There's no royal road here, but note this. Suppose you have a fix for a problem that occurs in a commit that comes before any of the major-change commits:
D--X--E--F <-- redesigned
/
...--B--C
\
G--H--Y--I <-- somebranch
Suppose there is a flaw in commits B
, C
, D
, G
, and/or H
. Suppose further that we can fix the flaw by making a branch at the point where the flaw appears. For simplicity, let's make a fix123
branch pointing to commit C
now, using git checkout -b fix123 hash-of-C
:
D--X--E--F <-- redesigned
/
...--B--C <-- fix123 (HEAD)
\
G--H--Y--I <-- somebranch
Now let's fix a bug that appears in commit C
, which is shared with both branches, by making new commit J
:
D--X--E--F <-- redesigned
/
...--B--C--J <-- fix123 (HEAD)
\
G--H--Y--I <-- somebranch
This gives us the ability to run git checkout redesigned; git merge fix123
and git checkout somebranch; git merge fix123
to incorporate the fix into both branches. Having done so, we end up with this:
D--X--E--F--K <-- redesigned
/ /
...--B--C-----------J <-- fix123
\ \
G--H--Y--I--L <-- somebranch
where K
and L
are merge commits.
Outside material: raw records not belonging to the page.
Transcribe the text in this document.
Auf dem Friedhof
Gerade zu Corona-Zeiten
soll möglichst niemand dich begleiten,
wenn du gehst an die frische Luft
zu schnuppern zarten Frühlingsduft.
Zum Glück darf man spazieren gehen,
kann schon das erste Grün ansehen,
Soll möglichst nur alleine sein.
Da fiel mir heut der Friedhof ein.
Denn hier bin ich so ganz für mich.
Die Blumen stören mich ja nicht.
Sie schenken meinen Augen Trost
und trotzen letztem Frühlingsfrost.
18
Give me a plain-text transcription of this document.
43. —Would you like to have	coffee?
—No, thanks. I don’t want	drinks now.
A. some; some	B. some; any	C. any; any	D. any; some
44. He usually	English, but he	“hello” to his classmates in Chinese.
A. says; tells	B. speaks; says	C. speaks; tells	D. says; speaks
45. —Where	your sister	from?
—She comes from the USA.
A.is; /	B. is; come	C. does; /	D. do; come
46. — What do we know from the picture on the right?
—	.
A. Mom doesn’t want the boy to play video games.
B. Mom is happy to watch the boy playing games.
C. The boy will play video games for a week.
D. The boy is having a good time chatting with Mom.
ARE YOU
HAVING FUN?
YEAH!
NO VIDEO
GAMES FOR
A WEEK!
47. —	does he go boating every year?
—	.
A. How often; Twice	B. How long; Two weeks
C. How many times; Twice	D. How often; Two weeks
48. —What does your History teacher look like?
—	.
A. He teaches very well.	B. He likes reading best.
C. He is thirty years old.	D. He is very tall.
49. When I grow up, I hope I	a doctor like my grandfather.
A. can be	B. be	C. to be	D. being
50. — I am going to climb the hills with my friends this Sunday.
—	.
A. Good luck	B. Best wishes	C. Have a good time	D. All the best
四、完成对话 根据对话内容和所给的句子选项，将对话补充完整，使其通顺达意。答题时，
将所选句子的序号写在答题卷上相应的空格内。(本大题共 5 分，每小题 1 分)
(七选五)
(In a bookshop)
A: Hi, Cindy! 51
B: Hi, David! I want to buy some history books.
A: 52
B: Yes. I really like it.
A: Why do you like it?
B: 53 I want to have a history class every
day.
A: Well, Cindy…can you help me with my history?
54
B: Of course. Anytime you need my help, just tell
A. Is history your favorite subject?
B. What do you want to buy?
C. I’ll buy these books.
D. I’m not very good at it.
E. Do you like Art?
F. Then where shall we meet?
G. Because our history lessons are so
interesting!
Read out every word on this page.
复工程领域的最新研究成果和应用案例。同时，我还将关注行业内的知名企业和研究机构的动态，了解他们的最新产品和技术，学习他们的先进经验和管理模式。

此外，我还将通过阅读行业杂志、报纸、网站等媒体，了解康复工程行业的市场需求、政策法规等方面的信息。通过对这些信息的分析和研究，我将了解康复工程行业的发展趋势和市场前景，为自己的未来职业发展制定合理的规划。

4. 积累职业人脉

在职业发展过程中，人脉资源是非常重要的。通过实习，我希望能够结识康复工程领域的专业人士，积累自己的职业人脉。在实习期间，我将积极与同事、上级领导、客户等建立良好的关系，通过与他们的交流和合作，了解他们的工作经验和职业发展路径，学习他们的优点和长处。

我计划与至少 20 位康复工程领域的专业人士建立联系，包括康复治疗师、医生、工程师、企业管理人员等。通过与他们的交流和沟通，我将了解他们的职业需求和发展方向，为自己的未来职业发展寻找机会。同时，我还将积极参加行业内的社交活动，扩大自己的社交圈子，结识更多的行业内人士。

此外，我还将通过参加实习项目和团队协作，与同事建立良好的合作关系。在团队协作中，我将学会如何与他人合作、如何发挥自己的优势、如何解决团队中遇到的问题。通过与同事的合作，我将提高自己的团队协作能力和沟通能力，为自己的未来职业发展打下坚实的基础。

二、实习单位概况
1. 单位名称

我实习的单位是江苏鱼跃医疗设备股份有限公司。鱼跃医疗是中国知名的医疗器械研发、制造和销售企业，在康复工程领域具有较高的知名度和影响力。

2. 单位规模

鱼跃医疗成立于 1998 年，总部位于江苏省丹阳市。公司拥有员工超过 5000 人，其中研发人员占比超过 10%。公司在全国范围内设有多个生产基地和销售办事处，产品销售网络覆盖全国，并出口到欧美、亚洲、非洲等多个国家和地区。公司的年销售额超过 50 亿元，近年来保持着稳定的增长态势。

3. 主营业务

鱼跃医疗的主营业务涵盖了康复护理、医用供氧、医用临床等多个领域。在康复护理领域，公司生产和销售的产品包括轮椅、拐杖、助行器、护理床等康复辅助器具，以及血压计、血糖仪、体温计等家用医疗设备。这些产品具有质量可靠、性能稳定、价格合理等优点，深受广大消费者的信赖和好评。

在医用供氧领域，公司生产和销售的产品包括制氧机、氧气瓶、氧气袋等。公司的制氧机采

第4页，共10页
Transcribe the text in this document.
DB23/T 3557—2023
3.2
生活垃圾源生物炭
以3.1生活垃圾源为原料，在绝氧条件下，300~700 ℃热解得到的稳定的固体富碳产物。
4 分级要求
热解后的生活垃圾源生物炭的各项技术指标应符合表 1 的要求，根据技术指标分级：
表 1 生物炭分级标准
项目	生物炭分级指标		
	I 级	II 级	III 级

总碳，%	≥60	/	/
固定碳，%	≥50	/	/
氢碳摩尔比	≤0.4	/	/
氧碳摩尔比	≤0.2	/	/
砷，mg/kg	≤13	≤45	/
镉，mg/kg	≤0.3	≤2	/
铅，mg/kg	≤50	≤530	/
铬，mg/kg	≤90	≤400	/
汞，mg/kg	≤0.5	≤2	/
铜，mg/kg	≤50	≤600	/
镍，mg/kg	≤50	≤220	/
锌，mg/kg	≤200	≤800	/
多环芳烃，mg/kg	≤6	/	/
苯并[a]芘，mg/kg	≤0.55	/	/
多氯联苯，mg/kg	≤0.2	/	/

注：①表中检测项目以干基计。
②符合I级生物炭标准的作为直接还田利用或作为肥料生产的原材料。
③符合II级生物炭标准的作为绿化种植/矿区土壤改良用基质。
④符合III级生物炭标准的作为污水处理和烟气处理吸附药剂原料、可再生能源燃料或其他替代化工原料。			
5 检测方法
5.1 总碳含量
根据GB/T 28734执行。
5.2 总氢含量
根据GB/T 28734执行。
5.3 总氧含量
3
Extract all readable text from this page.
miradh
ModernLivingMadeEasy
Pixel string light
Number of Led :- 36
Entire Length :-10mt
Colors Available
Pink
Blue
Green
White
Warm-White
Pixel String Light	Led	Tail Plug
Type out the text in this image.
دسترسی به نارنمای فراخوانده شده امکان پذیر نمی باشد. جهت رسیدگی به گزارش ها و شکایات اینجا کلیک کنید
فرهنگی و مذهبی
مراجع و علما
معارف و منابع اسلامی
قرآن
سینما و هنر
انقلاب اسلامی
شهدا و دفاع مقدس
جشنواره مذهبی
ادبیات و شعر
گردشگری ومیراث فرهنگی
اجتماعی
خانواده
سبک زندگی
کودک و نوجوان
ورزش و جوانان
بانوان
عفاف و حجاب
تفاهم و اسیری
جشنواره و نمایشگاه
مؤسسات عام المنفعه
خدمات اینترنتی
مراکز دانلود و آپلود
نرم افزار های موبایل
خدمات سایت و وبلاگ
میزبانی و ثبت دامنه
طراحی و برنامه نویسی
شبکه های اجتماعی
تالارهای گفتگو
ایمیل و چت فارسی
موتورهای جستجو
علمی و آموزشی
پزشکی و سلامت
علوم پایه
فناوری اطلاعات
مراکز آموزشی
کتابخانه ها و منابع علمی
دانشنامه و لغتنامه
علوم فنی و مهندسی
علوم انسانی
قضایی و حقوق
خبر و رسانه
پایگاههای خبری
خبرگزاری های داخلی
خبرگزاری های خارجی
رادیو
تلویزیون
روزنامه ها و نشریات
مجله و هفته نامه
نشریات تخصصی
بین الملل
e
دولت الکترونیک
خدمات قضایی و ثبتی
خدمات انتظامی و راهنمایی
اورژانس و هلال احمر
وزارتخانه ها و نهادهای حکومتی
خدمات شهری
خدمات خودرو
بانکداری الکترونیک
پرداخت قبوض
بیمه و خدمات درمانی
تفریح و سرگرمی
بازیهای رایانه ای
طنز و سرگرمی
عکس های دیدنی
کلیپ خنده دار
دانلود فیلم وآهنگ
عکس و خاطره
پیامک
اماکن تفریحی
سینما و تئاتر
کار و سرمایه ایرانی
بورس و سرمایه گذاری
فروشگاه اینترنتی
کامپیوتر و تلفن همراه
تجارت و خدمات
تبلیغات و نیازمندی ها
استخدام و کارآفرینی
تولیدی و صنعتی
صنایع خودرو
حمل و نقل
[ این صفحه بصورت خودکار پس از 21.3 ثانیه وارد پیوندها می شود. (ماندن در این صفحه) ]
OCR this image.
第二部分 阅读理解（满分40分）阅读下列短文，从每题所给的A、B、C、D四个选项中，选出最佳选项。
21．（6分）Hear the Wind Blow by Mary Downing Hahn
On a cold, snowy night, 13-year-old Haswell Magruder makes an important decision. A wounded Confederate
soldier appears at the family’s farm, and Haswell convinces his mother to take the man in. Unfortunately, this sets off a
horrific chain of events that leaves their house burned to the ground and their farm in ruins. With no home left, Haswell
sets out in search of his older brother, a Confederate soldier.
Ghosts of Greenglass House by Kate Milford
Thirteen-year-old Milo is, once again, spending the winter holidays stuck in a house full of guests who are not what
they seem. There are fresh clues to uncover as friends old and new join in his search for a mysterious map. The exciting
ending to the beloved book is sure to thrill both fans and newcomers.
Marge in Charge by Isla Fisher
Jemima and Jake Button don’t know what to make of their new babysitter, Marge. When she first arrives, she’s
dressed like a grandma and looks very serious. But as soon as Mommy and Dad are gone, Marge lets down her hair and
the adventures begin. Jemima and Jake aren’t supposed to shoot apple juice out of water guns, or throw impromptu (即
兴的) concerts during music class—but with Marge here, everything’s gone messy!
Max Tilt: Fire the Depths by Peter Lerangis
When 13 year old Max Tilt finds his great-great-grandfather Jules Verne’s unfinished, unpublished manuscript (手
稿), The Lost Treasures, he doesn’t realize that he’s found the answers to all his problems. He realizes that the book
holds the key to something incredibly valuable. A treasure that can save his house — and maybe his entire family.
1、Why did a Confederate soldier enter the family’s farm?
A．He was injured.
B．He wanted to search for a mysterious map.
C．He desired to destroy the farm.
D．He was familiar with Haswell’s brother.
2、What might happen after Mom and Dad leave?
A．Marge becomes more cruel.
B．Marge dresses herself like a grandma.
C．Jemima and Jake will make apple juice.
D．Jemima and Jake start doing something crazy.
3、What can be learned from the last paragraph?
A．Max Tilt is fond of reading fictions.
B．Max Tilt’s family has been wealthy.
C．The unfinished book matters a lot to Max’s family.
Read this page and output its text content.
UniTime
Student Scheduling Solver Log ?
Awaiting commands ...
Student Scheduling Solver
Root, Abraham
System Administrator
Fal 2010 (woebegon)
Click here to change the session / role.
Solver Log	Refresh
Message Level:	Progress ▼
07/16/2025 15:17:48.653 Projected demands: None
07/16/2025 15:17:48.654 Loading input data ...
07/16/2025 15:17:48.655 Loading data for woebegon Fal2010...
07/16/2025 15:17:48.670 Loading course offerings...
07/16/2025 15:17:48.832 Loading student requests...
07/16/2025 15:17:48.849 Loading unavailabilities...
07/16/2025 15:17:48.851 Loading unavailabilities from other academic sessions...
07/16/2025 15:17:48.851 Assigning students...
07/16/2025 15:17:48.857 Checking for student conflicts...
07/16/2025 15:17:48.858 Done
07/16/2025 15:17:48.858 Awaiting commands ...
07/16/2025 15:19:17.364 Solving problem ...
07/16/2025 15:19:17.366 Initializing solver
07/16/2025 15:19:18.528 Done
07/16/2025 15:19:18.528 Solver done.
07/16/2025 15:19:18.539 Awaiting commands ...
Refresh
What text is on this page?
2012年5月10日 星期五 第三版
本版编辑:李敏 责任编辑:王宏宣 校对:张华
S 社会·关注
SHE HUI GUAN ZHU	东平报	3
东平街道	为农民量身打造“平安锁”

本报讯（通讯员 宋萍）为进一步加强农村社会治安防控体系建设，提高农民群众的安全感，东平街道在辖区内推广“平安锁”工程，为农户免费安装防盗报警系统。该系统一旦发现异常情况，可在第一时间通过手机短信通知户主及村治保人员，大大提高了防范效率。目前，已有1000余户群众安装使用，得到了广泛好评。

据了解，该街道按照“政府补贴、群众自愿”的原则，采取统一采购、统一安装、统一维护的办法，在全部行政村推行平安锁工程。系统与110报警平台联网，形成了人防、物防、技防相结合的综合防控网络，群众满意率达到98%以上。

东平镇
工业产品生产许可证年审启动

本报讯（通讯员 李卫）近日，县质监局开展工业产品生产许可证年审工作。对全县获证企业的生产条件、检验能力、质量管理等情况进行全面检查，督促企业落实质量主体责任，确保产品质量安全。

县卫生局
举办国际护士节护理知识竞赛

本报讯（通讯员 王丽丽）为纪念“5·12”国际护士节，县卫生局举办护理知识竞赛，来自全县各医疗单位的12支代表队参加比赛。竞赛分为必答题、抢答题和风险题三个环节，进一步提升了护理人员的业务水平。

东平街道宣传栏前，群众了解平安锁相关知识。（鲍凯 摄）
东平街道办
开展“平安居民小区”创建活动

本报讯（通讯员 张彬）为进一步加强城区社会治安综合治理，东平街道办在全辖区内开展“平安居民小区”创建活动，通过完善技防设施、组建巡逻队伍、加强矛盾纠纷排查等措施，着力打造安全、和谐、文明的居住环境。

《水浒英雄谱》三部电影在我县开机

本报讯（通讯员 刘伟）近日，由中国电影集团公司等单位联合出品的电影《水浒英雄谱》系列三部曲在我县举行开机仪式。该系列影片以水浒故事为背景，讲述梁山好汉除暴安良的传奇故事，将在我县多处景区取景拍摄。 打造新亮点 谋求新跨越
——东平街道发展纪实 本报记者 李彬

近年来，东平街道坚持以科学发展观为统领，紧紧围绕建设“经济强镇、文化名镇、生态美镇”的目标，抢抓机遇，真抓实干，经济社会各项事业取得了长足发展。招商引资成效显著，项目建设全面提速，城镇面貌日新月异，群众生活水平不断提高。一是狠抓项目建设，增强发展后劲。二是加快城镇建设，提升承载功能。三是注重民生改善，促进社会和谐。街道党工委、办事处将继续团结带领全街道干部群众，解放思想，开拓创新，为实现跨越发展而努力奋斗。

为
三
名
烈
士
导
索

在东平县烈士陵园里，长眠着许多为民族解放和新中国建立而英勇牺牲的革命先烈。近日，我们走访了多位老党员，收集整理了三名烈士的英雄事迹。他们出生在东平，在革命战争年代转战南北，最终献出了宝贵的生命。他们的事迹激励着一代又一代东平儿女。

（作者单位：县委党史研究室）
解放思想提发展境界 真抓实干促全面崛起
This lets us see that the fix has been applied to both branches. The problematic commits X
and Y
are still only on branches redesigned
and somebranch
. Share commit C
, however, is followed by shared commit J
.
Should G
and, perhaps, a fix, need to go into redesigned
, we can make a new branch pointing directly at commit G
, make a fix for that, and then merge that into redesigned
. The resulting graph is too tangled for me to attempt to draw here, but everything will be recorded in Git, ready to be extracted later.
Each of these merges may present some difficulty (because of the structural rewrite commits), and it's often tempting to just use separate fixes in each branch-tip. There's nothing inherently wrong with that, either, especially if you don't know in advance that the fix might be needed on both branches.